[quote="Joe_5859, post:13, topic:273670"]
It's funny, there are certain books, movies, songs, artists, etc. that perennially come up here on CAF, even many years later.
Which is perfectly normal. :D
Here is a commentary on it by Catholic film reviewer Steve Greydanus:
A few things:
One scene that had religious critics up in arms depicts Jesus sitting all afternoon in a room outside the bedroom of a prostitute (Mary Magdalene), where he can both see and hear her servicing a long queue of customers. The movie’s defenders pointed out that nothing in the scene indicates Jesus is supposed to be moved to lust by what he sees and hears, so why couldn’t a perfect man do what Jesus is represented as doing? Yet even putting aside the question of lust (and of Jesus’ general state throughout the film of apparent obssession with Mary Magdalene), there is still the matter of ordinary modesty; not to mention the obligation to avoid situations that would reasonably give scandal (since Jesus appears to be simply waiting his turn like Mary’s customers).
The better question is: why is Jesus in Magdalene's 'shop'?
In the novel, Jesus at this point has finally decided to go into the Essene monastery in the desert and meet God there, where "[He] shall kill the flesh and turn it into spirit." He originally intended to avoid the infamous hamlet of Magdala, but en route to the monastery, He just found Himself setting foot in the town.
He marched and marched, and his mind wandered. He was running from Magdalene, the whore, to God; from the cross to Paradise, from his mother and father to distant lands and seas, to myriad-faced men, white, yellow and black. Although he had never crossed the boundaries of Israel, ever since his early childhood he had shut his eyes within his father’s humble cottage and his mind, like a trained hawk with golden hawk bells, had darted from land to land, ocean to ocean, screeching with joy. It was not hunting anything, this hawk-mind of his; he had become oblivious of the body, he was escaping the flesh, ascending to heaven—and this was all he could possibly desire.

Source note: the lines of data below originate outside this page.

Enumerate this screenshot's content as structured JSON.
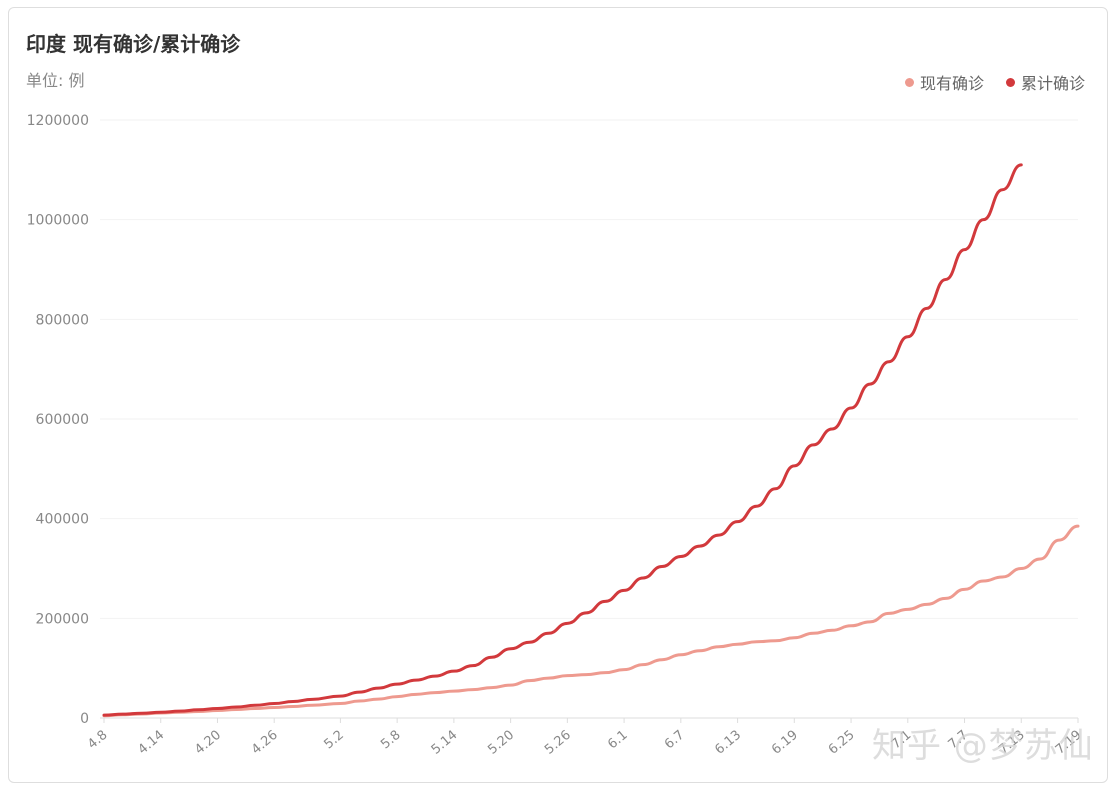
{
  "header": {
    "title": "印度 现有确诊/累计确诊",
    "unit": "单位: 例"
  },
  "watermark": "知乎 @梦苏仙",
  "colors": {
    "current": "#ee9a8f",
    "cumulative": "#d2393c",
    "grid": "#f2f2f2",
    "axis": "#dddddd"
  },
  "chart_data": {
    "type": "line",
    "title": "印度 现有确诊/累计确诊",
    "ylabel": "单位: 例",
    "ylim": [
      0,
      1200000
    ],
    "yticks": [
      "0",
      "200000",
      "400000",
      "600000",
      "800000",
      "1000000",
      "1200000"
    ],
    "xticks": [
      "4.8",
      "4.14",
      "4.20",
      "4.26",
      "5.2",
      "5.8",
      "5.14",
      "5.20",
      "5.26",
      "6.1",
      "6.7",
      "6.13",
      "6.19",
      "6.25",
      "7.1",
      "7.7",
      "7.13",
      "7.19"
    ],
    "legend_position": "top-right",
    "grid": true,
    "x": [
      "4.8",
      "4.10",
      "4.12",
      "4.14",
      "4.16",
      "4.18",
      "4.20",
      "4.22",
      "4.24",
      "4.26",
      "4.28",
      "4.30",
      "5.2",
      "5.4",
      "5.6",
      "5.8",
      "5.10",
      "5.12",
      "5.14",
      "5.16",
      "5.18",
      "5.20",
      "5.22",
      "5.24",
      "5.26",
      "5.28",
      "5.30",
      "6.1",
      "6.3",
      "6.5",
      "6.7",
      "6.9",
      "6.11",
      "6.13",
      "6.15",
      "6.17",
      "6.19",
      "6.21",
      "6.23",
      "6.25",
      "6.27",
      "6.29",
      "7.1",
      "7.3",
      "7.5",
      "7.7",
      "7.9",
      "7.11",
      "7.13",
      "7.15",
      "7.17",
      "7.19"
    ],
    "series": [
      {
        "name": "现有确诊",
        "values": [
          4500,
          6500,
          8000,
          10000,
          11500,
          13000,
          15000,
          17000,
          19000,
          21000,
          23000,
          25500,
          29000,
          34000,
          38000,
          43000,
          47500,
          51000,
          54000,
          57000,
          61000,
          66000,
          75000,
          80000,
          85000,
          87000,
          91000,
          97000,
          107000,
          117000,
          127000,
          135000,
          143000,
          148000,
          153000,
          155000,
          161000,
          170000,
          176000,
          185000,
          193000,
          210000,
          218000,
          228000,
          240000,
          258000,
          275000,
          283000,
          300000,
          319000,
          357000,
          385000
        ]
      },
      {
        "name": "累计确诊",
        "values": [
          5800,
          7800,
          9600,
          11500,
          13700,
          16500,
          19000,
          22000,
          25500,
          29000,
          33000,
          37500,
          44000,
          52000,
          60000,
          68000,
          76000,
          84000,
          94000,
          105000,
          122000,
          139000,
          152000,
          170000,
          190000,
          211000,
          234000,
          256000,
          281000,
          304000,
          324000,
          345000,
          367000,
          394000,
          425000,
          460000,
          506000,
          548000,
          580000,
          622000,
          670000,
          715000,
          765000,
          822000,
          880000,
          940000,
          1000000,
          1060000,
          1110000,
          0,
          0,
          0
        ]
      }
    ]
  }
}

He marched and marched. The twisting path wound in and out through the vineyards, rose once more, reached the olive groves. The son of Mary followed it as one follows running water or the sad, monotonous chant of a camel driver. This whole journey seemed a dream to him. He scarcely touched the earth; his feet trod his human seal, the heel and five toes, lightly into the soil. The olive trees waved their laden branches and welcomed him. The grapes had begun to shine; the heavy clusters hung down until they reached the ground. The girls who went by with their white kerchiefs and firm, sunburned calves greeted him sweetly: Shalom! Peace!
Sometimes, when not a soul was visible on the path, he heard the heavy footsteps behind him again; a bronze splendor flared up in the air and was then snuffed out, and the evil laughter exploded once more over his head. But the son of Mary forced himself to be patient. He was approaching deliverance; soon he would see the lake opposite him, and behind the blue waters, hanging like a falcon’s nest between the red rocks, the monastery.
He followed the path, and his mind ran on, but suddenly he stopped, startled. There before him in a sheltered hollow, spread out beneath the date palms, was Magdala. His mind turned back, turned back, but his feet, against his will, began to lead him with sure steps to the perfumed hermitage of his cousin Magdalene, to the house which was condemned to the fires of hell.
Thinking that it was God who is making Him go to Magdala (in order to beg forgiveness from Mary before He retires into the desert), Jesus finally allows Himself to be led into town. He follows an Indian nobleman to the courtyard of Mary's whorehouse.
The difference between film and novel is that in the latter, Jesus apparently cannot "both see and hear [Mary] servicing a long queue of customers" (the book explicitly notes that the room is closed, with only sounds from the bedroom being heard every now and then) nor does the narrative focus on it. Rather, Kazantzakis focuses on the customers on the line, who are chatting and eating snacks to pass the time, especially the Indian nobleman (who arrives at the conclusion that life is but a dream and becoming enlightened, promptly leaves). Jesus is more anguished with having to put up with these kinds of men.